The main point is to announce a contest for the best video of a woman "tearing" something for Putin, to be posted on the Vkontakte page. The winner, it says, will get an iPad 2.
The sexy messaging is the latest creative attempt to build up Putin ahead of March 2012 elections, following a superhero comic strip and James Bond-style posters. Some analysts say it could backfire, and thus may be the work of detractors. But most people attribute it to Putin supporters, possibly people associated with the rapidly growing Popular Front that he recently started.
"This video is the work of a professional team, and that doesn't come cheap," says Rustem Agadamov, author of the popular blog Drugoi. "It's similar to some other things that have been going on, and there's no doubt that such things don't happen without the authorities' approval."
But the obvious suspects vigorously deny involvement.
"We don't have the slightest idea who they are," Putin's press secretary, Dmitry Peskov, said by telephone Monday. "There are a lot of strange people around."
Kristina Potupchik, press secretary of the pro-Kremlin youth movement Nashi, which has often staged demonstrations and street theater to dramatize conservative causes, says she doesn't know who did it either. "It is just one more independent project," says Ms. Potupchik. "These people clearly like Putin just as we do, that's it."
There have been quite a few people using Putin's name in dubious PR exercises lately.
Last year a group of "independent" female Moscow University students produced a risquée 2011 calendar in honor of Putin's birthday, which sold 50,000 copies. It featured the women in lingerie and was headlined "We Love You Vladimir Vladimirovich!" A full copy can be found on the blog of none other than Ms. Potupchik.

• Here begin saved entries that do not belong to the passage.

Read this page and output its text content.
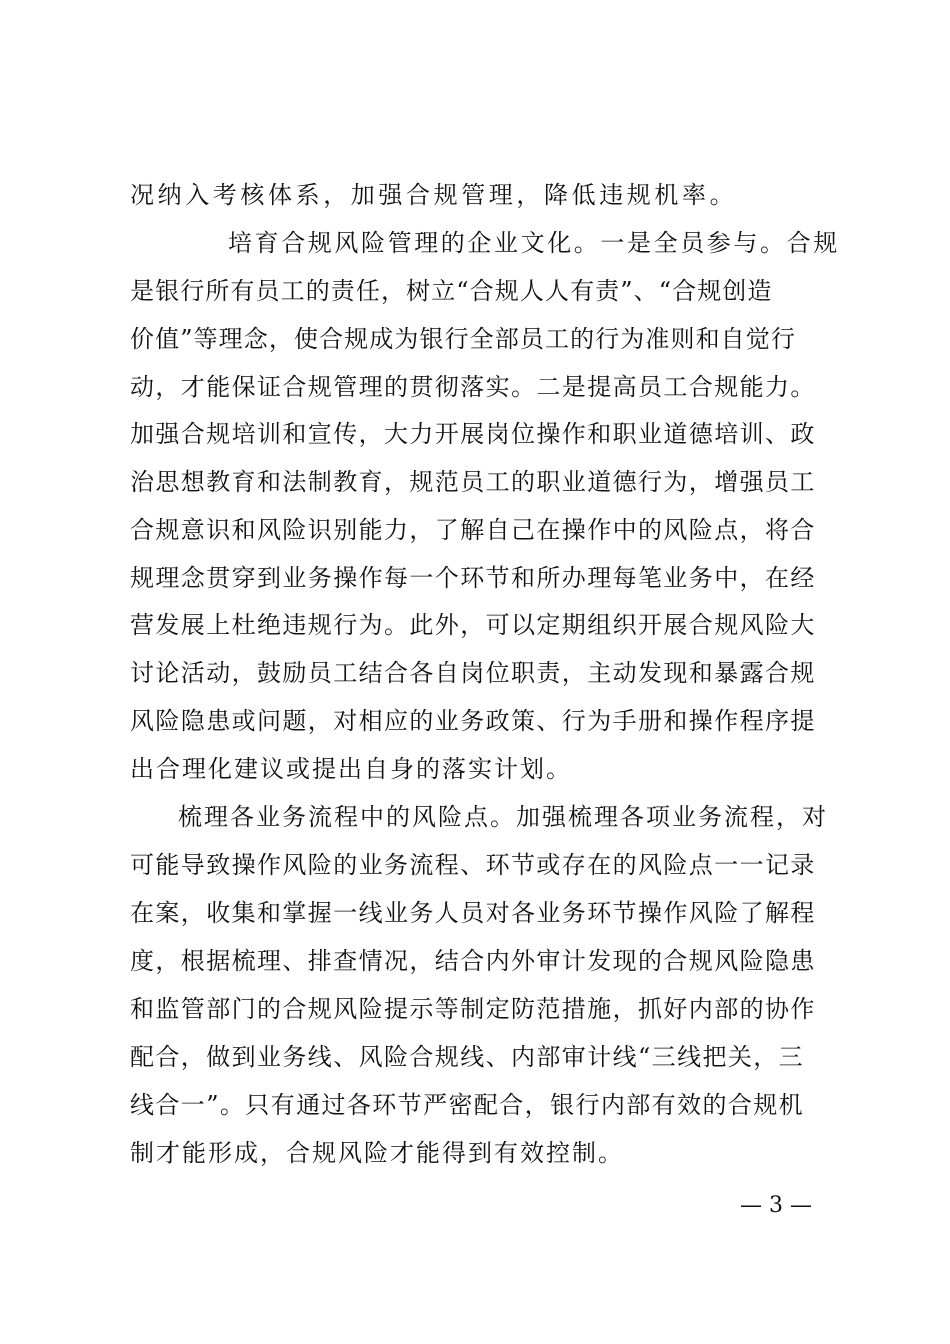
况纳入考核体系，加强合规管理，降低违规机率。
培育合规风险管理的企业文化。一是全员参与。合规
是银行所有员工的责任，树立“合规人人有责”、“合规创造
价值”等理念，使合规成为银行全部员工的行为准则和自觉行
动，才能保证合规管理的贯彻落实。二是提高员工合规能力。
加强合规培训和宣传，大力开展岗位操作和职业道德培训、政
治思想教育和法制教育，规范员工的职业道德行为，增强员工
合规意识和风险识别能力，了解自己在操作中的风险点，将合
规理念贯穿到业务操作每一个环节和所办理每笔业务中，在经
营发展上杜绝违规行为。此外，可以定期组织开展合规风险大
讨论活动，鼓励员工结合各自岗位职责，主动发现和暴露合规
风险隐患或问题，对相应的业务政策、行为手册和操作程序提
出合理化建议或提出自身的落实计划。
梳理各业务流程中的风险点。加强梳理各项业务流程，对
可能导致操作风险的业务流程、环节或存在的风险点一一记录
在案，收集和掌握一线业务人员对各业务环节操作风险了解程
度，根据梳理、排查情况，结合内外审计发现的合规风险隐患
和监管部门的合规风险提示等制定防范措施，抓好内部的协作
配合，做到业务线、风险合规线、内部审计线“三线把关，三
线合一”。只有通过各环节严密配合，银行内部有效的合规机
制才能形成，合规风险才能得到有效控制。
— 3 —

In May freelance cartoonist Sergei Kalenik posted a comic-strip on a specially created website www.superputin.ru – which has since had over 7 million hits. It cast Putin as a superhero who saves a busload of people from terrorists along with his sidekick, Dmitry Medvedev, clad in a bear costume. (An English translation of the strip is available at the site.)
Last week someone put up professionally produced posters in several Moscow bus stations that depicted Putin as James Bond, but they were quickly taken down after Mr. Peskov complained.
Alexei Mukhin, director of the independent Center for Political Information in Moscow, says that things may not be what they seem in the murky, under-the-carpet Russian political struggle currently in full swing.
"This Putin's Army video is clearly a professional work, and it may well be an effort not to promote Putin but to discredit him with his conservative and Russian Orthodox base," says Mr. Mukhin.
"Young people won't be inspired by this approach of using sex to sell, while many traditional supporters of Putin will be turned off. Also, in this video Putin is named as 'president,' and that can only be aimed at souring his relations with the incumbent president, Medvedev. No good for Putin will come of this."